Did Brian Wilson ever equate misery with a song about “Summer Snow”? Did Spector ever make Bob B. Soxx and the Blue Jeans whoop like Freddie Cannon or snarl like the Knights who say Nit, as Christie orders the Tammys to do on his “Outside the Gates of Heaven”? Not a chance!

If schizorock at its most frenetic means anything to you, you’ll want this import collection of Christie’s early Roulette sides, plus selected works by the greatest discovery since Velcro bra straps, the Tammys. Hear young Lou and his gypsy lyricist Twyla Herbert seizing all the divine inspiration the other greats passed on, writing the ultimate song about “Guitars and Bongos” and turning the recording booth into a confessional with “Have I Sinned.” It’s on these tracks that the Tammys’ incorrigible background vocals could be ignored no longer and Lou immediately secured them a recording contract on United Artists.

Besides rat-tat-tatting like Gabriel at Jericho, they put together syllables no human has ever joined in any language like “shoom a la la ooh” or “shimmy shimmy shimmy shy yi missin’ ish!” Lou furnished them with two first-rate examples of brat rock — “Take Back Your Ring” (where Linda chastises her beau for giving her bogus love) and “Part of Growing Up” (where the Tammys shout “grow up” like they’re heckling the visiting team). Linda, Gretchen and Cathy are so tough they made the Shangri-Las look like something Louisa May Alcott dreamed up — Linda, the youngest Tammy, actually told a TV interviewer her boyfriend had perpetually shredded lips on account of her braces.

Given to such bouts with candor, there was no other choice but that the brazen lip-shreddin’ Tammys teach the world to dance the “Egyptain Shumba,” 14 years before Steve Martin went Tut-Tut and 22 years before the Bangles merely walked like Egyptians.

When the Tammys aren’t bragging about holding hands with mummys on the Nile, they insistently rapid-repeat the word “dance” a mind-numbing 18 times, each time accompanied by a head-pounding drum. Their finest moment, “Egyptain Shumba” was a local top-40 hit in Pittsburgh and a top-30 hit in Cleveland, at a time when the world was too busy with the British Invasion to think Egyptian.

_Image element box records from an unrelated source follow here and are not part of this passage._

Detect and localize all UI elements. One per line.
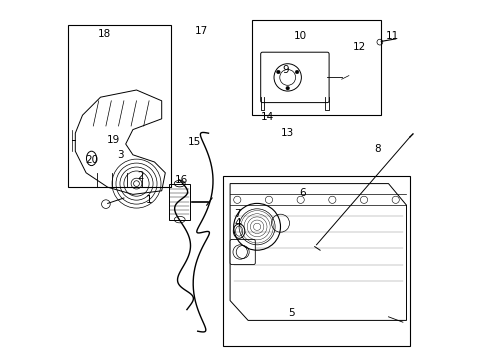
Circle shape	[276, 70, 280, 74]
Circle shape	[133, 181, 139, 186]
Text: 16: 16	[175, 175, 188, 185]
Text: 13: 13	[281, 128, 294, 138]
Text: 5: 5	[287, 308, 294, 318]
Text: 10: 10	[293, 31, 306, 41]
Text: 14: 14	[261, 112, 274, 122]
Circle shape	[295, 70, 298, 74]
Text: 7: 7	[234, 209, 240, 219]
Text: 4: 4	[234, 218, 240, 228]
Text: 11: 11	[385, 31, 398, 41]
Text: 8: 8	[374, 144, 380, 154]
Text: 17: 17	[194, 26, 207, 36]
Text: 6: 6	[298, 188, 305, 198]
Text: 20: 20	[85, 155, 98, 165]
Text: 15: 15	[187, 137, 200, 147]
Bar	[68, 25, 170, 187]
FancyBboxPatch shape	[260, 52, 328, 103]
Text: 18: 18	[97, 29, 110, 39]
Text: 3: 3	[117, 150, 123, 160]
Circle shape	[285, 86, 289, 90]
Text: 2: 2	[137, 171, 143, 181]
Bar	[223, 176, 409, 346]
Text: 12: 12	[352, 42, 366, 52]
Text: 9: 9	[282, 65, 288, 75]
FancyBboxPatch shape	[230, 239, 255, 265]
Bar	[251, 20, 381, 115]
Bar	[168, 184, 190, 220]
Text: 19: 19	[106, 135, 120, 145]
Text: 1: 1	[145, 195, 152, 205]
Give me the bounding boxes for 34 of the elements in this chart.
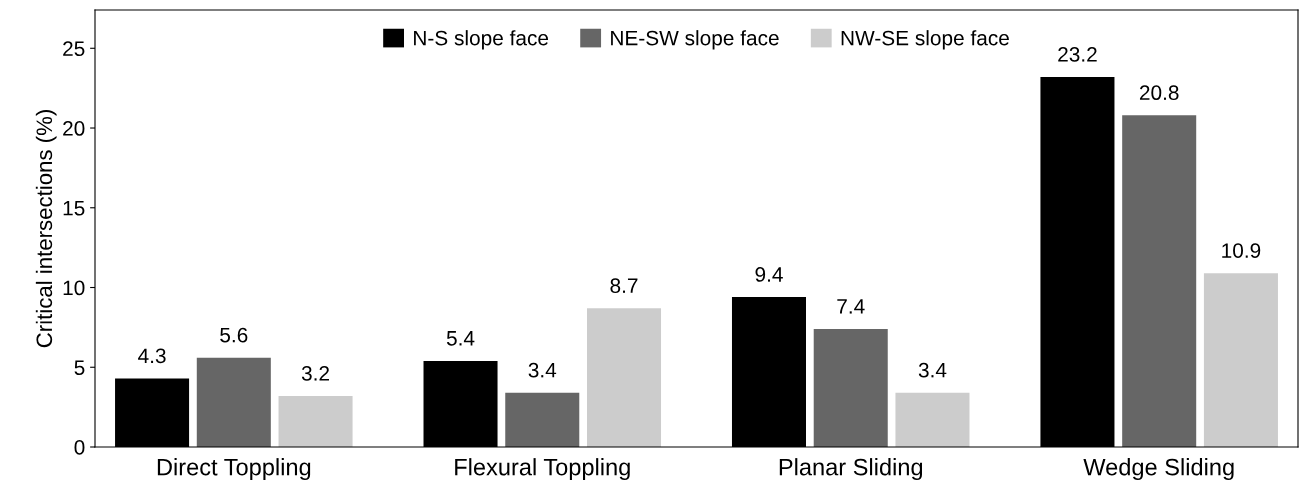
legend-label: NW-SE slope face — [841, 30, 1009, 50]
data-label: 3.4 — [918, 362, 947, 378]
x-tick-label: Direct Toppling — [157, 458, 311, 481]
bar — [196, 357, 271, 447]
data-label: 10.9 — [1222, 243, 1261, 258]
x-tick-label: Wedge Sliding — [1083, 458, 1234, 481]
data-label: 20.8 — [1139, 85, 1179, 101]
y-tick-label: 10 — [63, 280, 85, 296]
y-axis-title: Critical intersections (%) — [35, 110, 57, 348]
data-label: 23.2 — [1058, 47, 1097, 62]
y-tick-label: 15 — [63, 200, 85, 216]
data-label: 7.4 — [837, 299, 865, 314]
data-label: 5.4 — [446, 331, 475, 346]
data-label: 9.4 — [755, 267, 783, 282]
x-tick-label: Flexural Toppling — [455, 458, 630, 481]
bar — [505, 392, 580, 447]
bar — [278, 395, 353, 447]
x-tick-label: Planar Sliding — [779, 458, 923, 481]
data-label: 8.7 — [610, 278, 638, 294]
data-label: 5.6 — [220, 327, 248, 343]
bar — [895, 392, 970, 447]
data-label: 3.2 — [301, 365, 329, 381]
legend-label: N-S slope face — [414, 30, 549, 50]
bar — [587, 308, 662, 447]
bar — [1203, 273, 1278, 447]
y-tick-label: 25 — [63, 41, 85, 57]
legend-label: NE-SW slope face — [611, 30, 779, 50]
data-label: 4.3 — [138, 348, 166, 364]
data-label: 3.4 — [528, 362, 557, 378]
bar — [1122, 115, 1197, 447]
bar — [813, 328, 888, 447]
y-tick-label: 20 — [63, 121, 85, 136]
y-tick-label: 5 — [74, 360, 85, 376]
y-tick-label: 0 — [74, 440, 85, 455]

Too bad, coz, when you get a song with head-splitting drums, a snake-charmin’ clarinet and three girls barking on all fours like wolverines singing “I wanna dance — aaahh!” with the same urgency supermodels purge desserts, well, rock can’t get much better without a kegger. Also, compiler Harry Young’s besotted liner notes are worth whatever Amazon’s charging for this CD. If it’s possible to love Lou Christie and the Tammys more than life itself, it’s Young’s sarcophagus to bear.